Raising an eyebrow, you folded your arms on your chest. “That was a joke. I know what the words mean. You’d have noticed if you ever looked past the tip of your own nose,” you added under your breath.
“Excuse me?” Apparently having heard your low voice, the Doctor raised his face, expression offended. “Are you trying to imply that I’m uninterested in the outside world?”
“Not in the outside world, perhaps. The great grand universe – no, that is still worthy of a speck of your attention. But other ‘unimportant’ matters, ‘unimportant’ humans,” you scoffed, “surely, are not.”
“That’s egregious. Fallacious. I can’t believe I just heard you say that.”
“Right. How dare I interrupt the Doctor? You sure love the sound of your own voice, especially while spewing utter nonsense.”
“Well it can’t be helped if the only partner worthy of conversation with me is me?”
With a sigh, you waved your hand and turned around towards the door to the inside of the TARDIS, ready to leave the console room and give the Doctor some of the precious company of himself.
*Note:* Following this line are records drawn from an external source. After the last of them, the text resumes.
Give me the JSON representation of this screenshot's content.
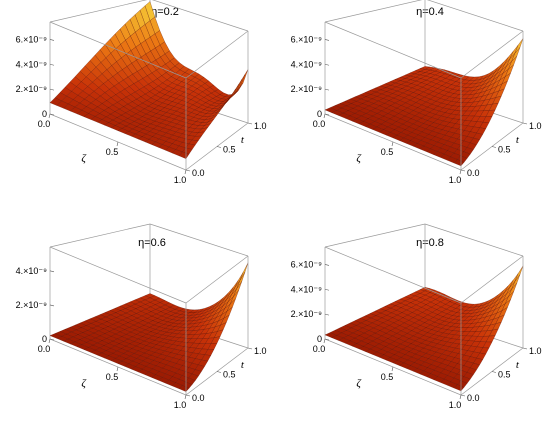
{
  "chart_data": [
    {
      "type": "surface3d",
      "title": "η=0.2",
      "eta": 0.2,
      "xlabel": "ζ",
      "ylabel": "t",
      "x_ticks": [
        "0.0",
        "0.5",
        "1.0"
      ],
      "y_ticks": [
        "0.0",
        "0.5",
        "1.0"
      ],
      "z_ticks": [
        "0",
        "2.×10⁻⁹",
        "4.×10⁻⁹",
        "6.×10⁻⁹"
      ],
      "z_tick_values": [
        0,
        2e-09,
        4e-09,
        6e-09
      ],
      "zlim": [
        0,
        7.4e-09
      ],
      "peak": 7.2e-09,
      "peak_at": "zeta=0, t=1",
      "colormap": [
        "#8a1200",
        "#c83208",
        "#ec7a14",
        "#f6d23a"
      ]
    },
    {
      "type": "surface3d",
      "title": "η=0.4",
      "eta": 0.4,
      "xlabel": "ζ",
      "ylabel": "t",
      "x_ticks": [
        "0.0",
        "0.5",
        "1.0"
      ],
      "y_ticks": [
        "0.0",
        "0.5",
        "1.0"
      ],
      "z_ticks": [
        "0",
        "2.×10⁻⁹",
        "4.×10⁻⁹",
        "6.×10⁻⁹"
      ],
      "z_tick_values": [
        0,
        2e-09,
        4e-09,
        6e-09
      ],
      "zlim": [
        0,
        7.4e-09
      ],
      "peak": 6.8e-09,
      "peak_at": "zeta=0.95, t=1",
      "colormap": [
        "#8a1200",
        "#c83208",
        "#ec7a14",
        "#f6d23a"
      ]
    },
    {
      "type": "surface3d",
      "title": "η=0.6",
      "eta": 0.6,
      "xlabel": "ζ",
      "ylabel": "t",
      "x_ticks": [
        "0.0",
        "0.5",
        "1.0"
      ],
      "y_ticks": [
        "0.0",
        "0.5",
        "1.0"
      ],
      "z_ticks": [
        "0",
        "2.×10⁻⁹",
        "4.×10⁻⁹"
      ],
      "z_tick_values": [
        0,
        2e-09,
        4e-09
      ],
      "zlim": [
        0,
        5.4e-09
      ],
      "peak": 5e-09,
      "peak_at": "zeta=0.95, t=1",
      "colormap": [
        "#8a1200",
        "#c83208",
        "#ec7a14",
        "#f6d23a"
      ]
    },
    {
      "type": "surface3d",
      "title": "η=0.8",
      "eta": 0.8,
      "xlabel": "ζ",
      "ylabel": "t",
      "x_ticks": [
        "0.0",
        "0.5",
        "1.0"
      ],
      "y_ticks": [
        "0.0",
        "0.5",
        "1.0"
      ],
      "z_ticks": [
        "0",
        "2.×10⁻⁹",
        "4.×10⁻⁹",
        "6.×10⁻⁹"
      ],
      "z_tick_values": [
        0,
        2e-09,
        4e-09,
        6e-09
      ],
      "zlim": [
        0,
        7.4e-09
      ],
      "peak": 6.6e-09,
      "peak_at": "zeta=0.95, t=1",
      "colormap": [
        "#8a1200",
        "#c83208",
        "#ec7a14",
        "#f6d23a"
      ]
    }
  ]
}
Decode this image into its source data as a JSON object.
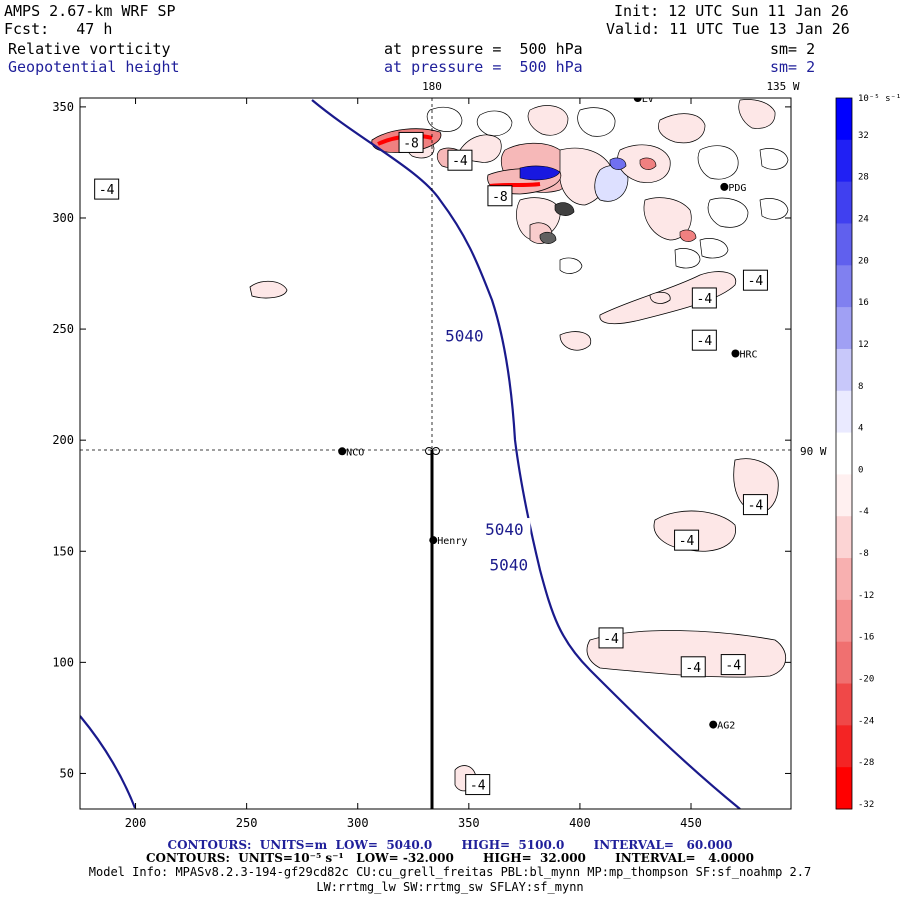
{
  "header": {
    "model": "AMPS 2.67-km WRF SP",
    "forecast": "Fcst:   47 h",
    "init": "Init: 12 UTC Sun 11 Jan 26",
    "valid": "Valid: 11 UTC Tue 13 Jan 26",
    "field1_name": "Relative vorticity",
    "field1_level": "at pressure =  500 hPa",
    "field1_sm": "sm= 2",
    "field2_name": "Geopotential height",
    "field2_level": "at pressure =  500 hPa",
    "field2_sm": "sm= 2"
  },
  "map_labels": {
    "lon_180": "180",
    "lon_135w": "135 W",
    "lon_90w": "90 W"
  },
  "stations": [
    {
      "name": "NCO",
      "x": 293,
      "y": 195
    },
    {
      "name": "Henry",
      "x": 334,
      "y": 155
    },
    {
      "name": "HRC",
      "x": 470,
      "y": 239
    },
    {
      "name": "PDG",
      "x": 465,
      "y": 314
    },
    {
      "name": "AG2",
      "x": 460,
      "y": 72
    },
    {
      "name": "LV",
      "x": 426,
      "y": 354
    }
  ],
  "footer": {
    "contours1": "CONTOURS:  UNITS=m  LOW=  5040.0       HIGH=  5100.0       INTERVAL=   60.000",
    "contours2": "CONTOURS:  UNITS=10⁻⁵ s⁻¹   LOW= -32.000       HIGH=  32.000       INTERVAL=   4.0000",
    "model_info": "Model Info: MPASv8.2.3-194-gf29cd82c CU:cu_grell_freitas PBL:bl_mynn MP:mp_thompson SF:sf_noahmp 2.7",
    "model_info2": "LW:rrtmg_lw SW:rrtmg_sw SFLAY:sf_mynn"
  },
  "colorbar": {
    "unit_label": "10⁻⁵ s⁻¹",
    "ticks": [
      32,
      28,
      24,
      20,
      16,
      12,
      8,
      4,
      0,
      -4,
      -8,
      -12,
      -16,
      -20,
      -24,
      -28,
      -32
    ],
    "colors": [
      "#0000ff",
      "#2020f4",
      "#4040f0",
      "#6060ee",
      "#8080f0",
      "#a0a0f4",
      "#c8c8fa",
      "#eaeaff",
      "#ffffff",
      "#fff0f0",
      "#fcd4d4",
      "#f8b0b0",
      "#f49090",
      "#f07070",
      "#f04848",
      "#f42424",
      "#ff0000"
    ]
  },
  "chart_data": {
    "type": "contour",
    "title": "Relative vorticity / Geopotential height at 500 hPa",
    "xlim": [
      175,
      495
    ],
    "ylim": [
      34,
      354
    ],
    "xticks": [
      200,
      250,
      300,
      350,
      400,
      450
    ],
    "yticks": [
      50,
      100,
      150,
      200,
      250,
      300,
      350
    ],
    "height_contour_label": "5040",
    "height_contour_labels": [
      {
        "text": "5040",
        "x": 348,
        "y": 247
      },
      {
        "text": "5040",
        "x": 366,
        "y": 160
      },
      {
        "text": "5040",
        "x": 368,
        "y": 144
      }
    ],
    "vorticity_labels": [
      {
        "text": "-4",
        "x": 187,
        "y": 313
      },
      {
        "text": "-8",
        "x": 324,
        "y": 334
      },
      {
        "text": "-4",
        "x": 346,
        "y": 326
      },
      {
        "text": "-8",
        "x": 364,
        "y": 310
      },
      {
        "text": "-4",
        "x": 479,
        "y": 272
      },
      {
        "text": "-4",
        "x": 456,
        "y": 264
      },
      {
        "text": "-4",
        "x": 456,
        "y": 245
      },
      {
        "text": "-4",
        "x": 479,
        "y": 171
      },
      {
        "text": "-4",
        "x": 448,
        "y": 155
      },
      {
        "text": "-4",
        "x": 414,
        "y": 111
      },
      {
        "text": "-4",
        "x": 451,
        "y": 98
      },
      {
        "text": "-4",
        "x": 469,
        "y": 99
      },
      {
        "text": "-4",
        "x": 354,
        "y": 45
      }
    ],
    "cross_section_marker": {
      "x": 334,
      "y": 195
    }
  }
}
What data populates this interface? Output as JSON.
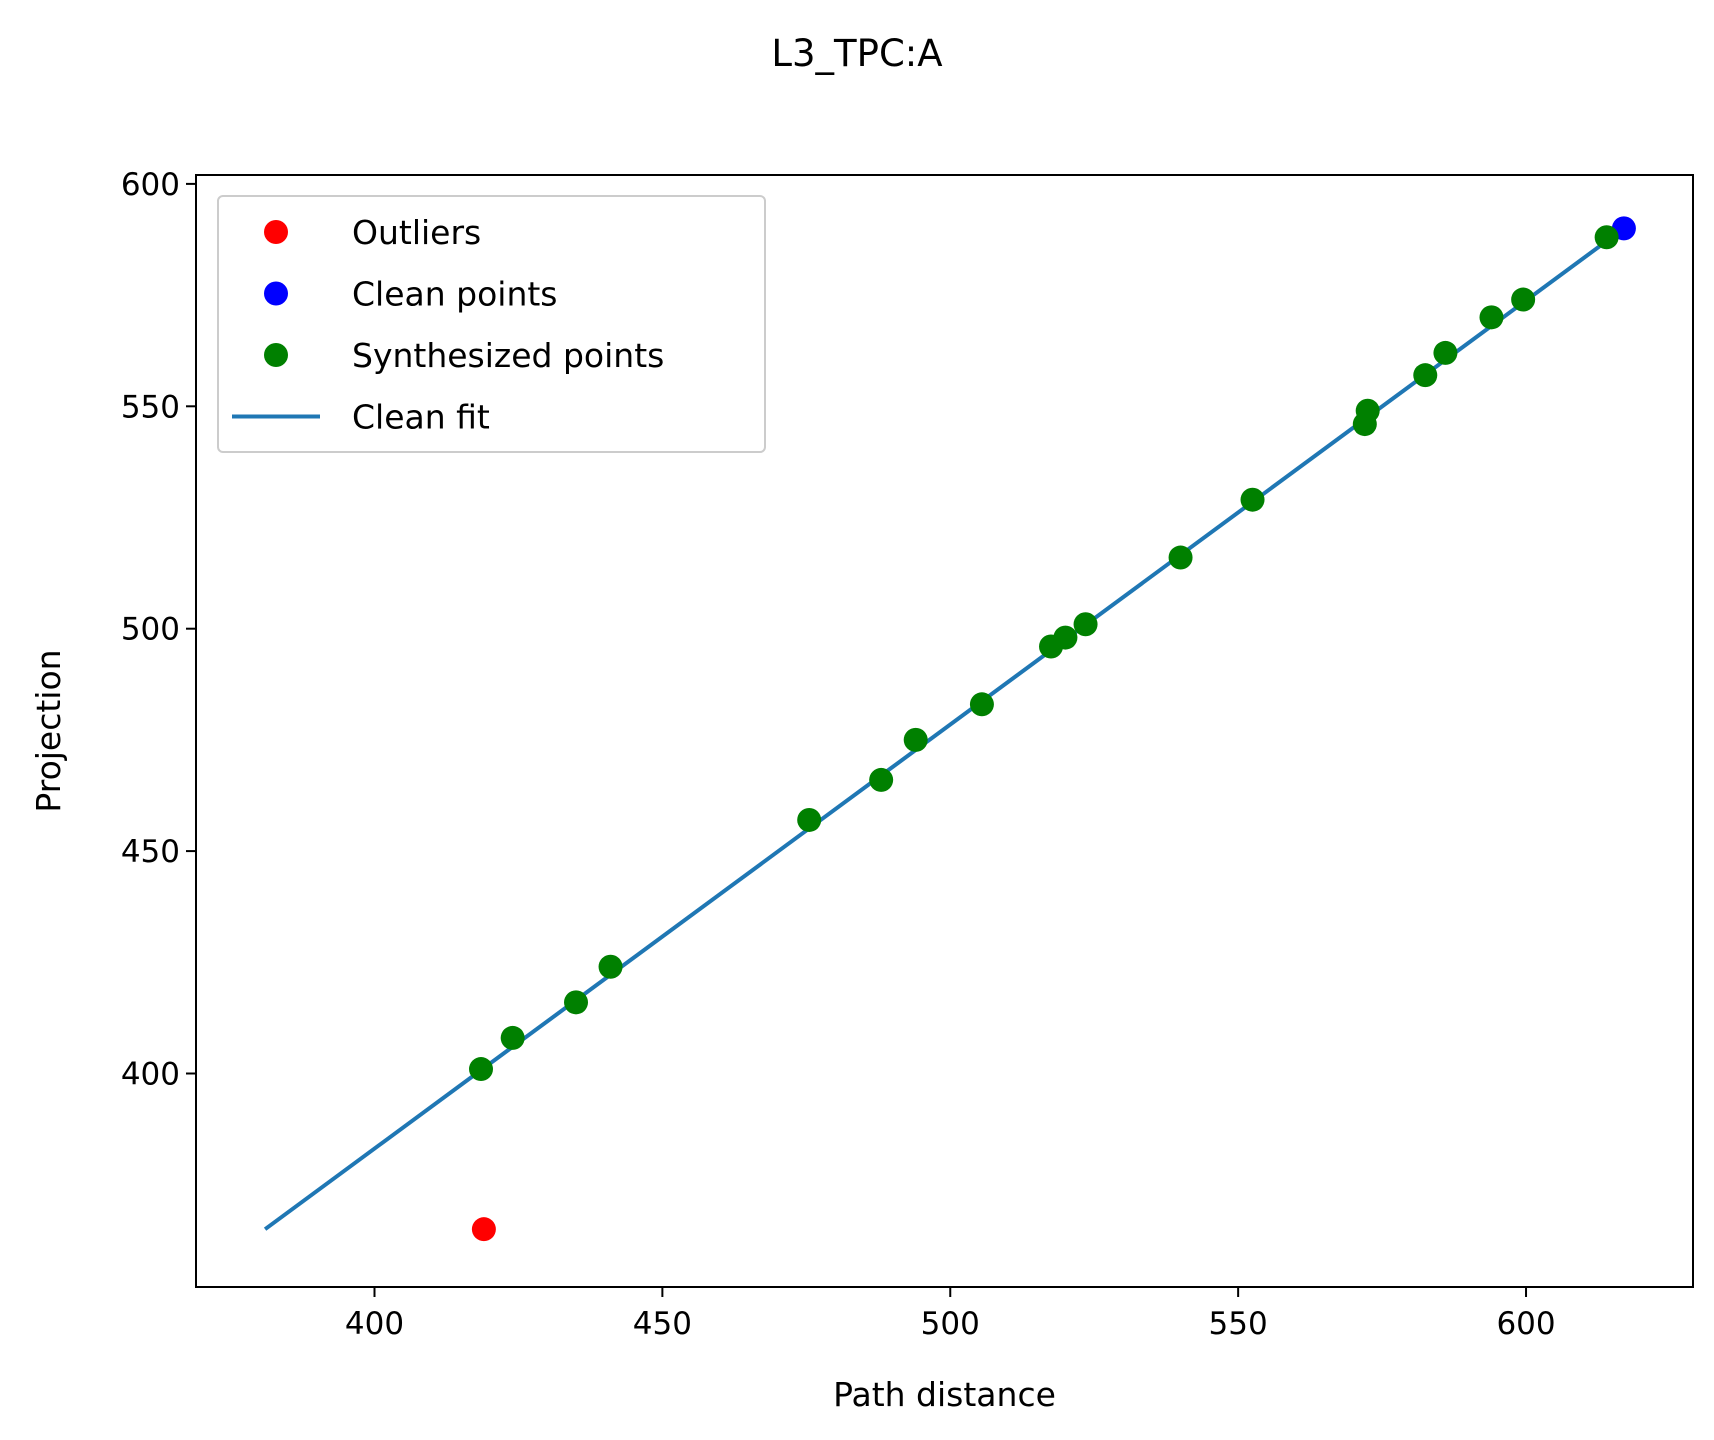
{
  "chart_data": {
    "type": "scatter",
    "title": "L3_TPC:A",
    "xlabel": "Path distance",
    "ylabel": "Projection",
    "xlim": [
      369,
      629
    ],
    "ylim": [
      352,
      602
    ],
    "xticks": [
      400,
      450,
      500,
      550,
      600
    ],
    "yticks": [
      400,
      450,
      500,
      550,
      600
    ],
    "grid": false,
    "legend_position": "upper-left",
    "legend": [
      {
        "label": "Outliers",
        "kind": "marker",
        "color": "#ff0000"
      },
      {
        "label": "Clean points",
        "kind": "marker",
        "color": "#0000ff"
      },
      {
        "label": "Synthesized points",
        "kind": "marker",
        "color": "#008000"
      },
      {
        "label": "Clean fit",
        "kind": "line",
        "color": "#1f77b4"
      }
    ],
    "series": [
      {
        "name": "Outliers",
        "kind": "scatter",
        "color": "#ff0000",
        "points": [
          [
            419,
            365
          ]
        ]
      },
      {
        "name": "Clean points",
        "kind": "scatter",
        "color": "#0000ff",
        "points": [
          [
            617,
            590
          ]
        ]
      },
      {
        "name": "Synthesized points",
        "kind": "scatter",
        "color": "#008000",
        "points": [
          [
            418.5,
            401
          ],
          [
            424,
            408
          ],
          [
            435,
            416
          ],
          [
            441,
            424
          ],
          [
            475.5,
            457
          ],
          [
            488,
            466
          ],
          [
            494,
            475
          ],
          [
            505.5,
            483
          ],
          [
            517.5,
            496
          ],
          [
            520,
            498
          ],
          [
            523.5,
            501
          ],
          [
            540,
            516
          ],
          [
            552.5,
            529
          ],
          [
            572,
            546
          ],
          [
            572.5,
            549
          ],
          [
            582.5,
            557
          ],
          [
            586,
            562
          ],
          [
            594,
            570
          ],
          [
            599.5,
            574
          ],
          [
            614,
            588
          ]
        ]
      },
      {
        "name": "Clean fit",
        "kind": "line",
        "color": "#1f77b4",
        "points": [
          [
            381,
            365
          ],
          [
            617,
            590
          ]
        ]
      }
    ]
  }
}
However, before you could twist the doorknob, the Doctor’s voice reached your ears.
“Y/N.”
You didn’t turn around. “What is it?”
“Perhaps you are right. Perhaps I am a bit too… uninterested.”
As you stopped in your tracks, a smile crept up your face. The Doctor couldn’t see it since you were facing his back, but you knew – instances that he ever admitted to being wrong were incredibly rare.
So you decided to treasure one when it came by.
“That’s alright,” looking over your shoulder, you showed him your smile. “At the very least, you’ve got broad vocabulary, hm?”
After a second of an astonished silence, the Doctor returned your smile, abashed, or maybe simply relieved. He then proceeded to fiddle with the console, as if the whole situation had never happened.
You continued smiling to yourself. Enriching his vocabulary when it came to apologising would require a lot of work, wouldn’t it?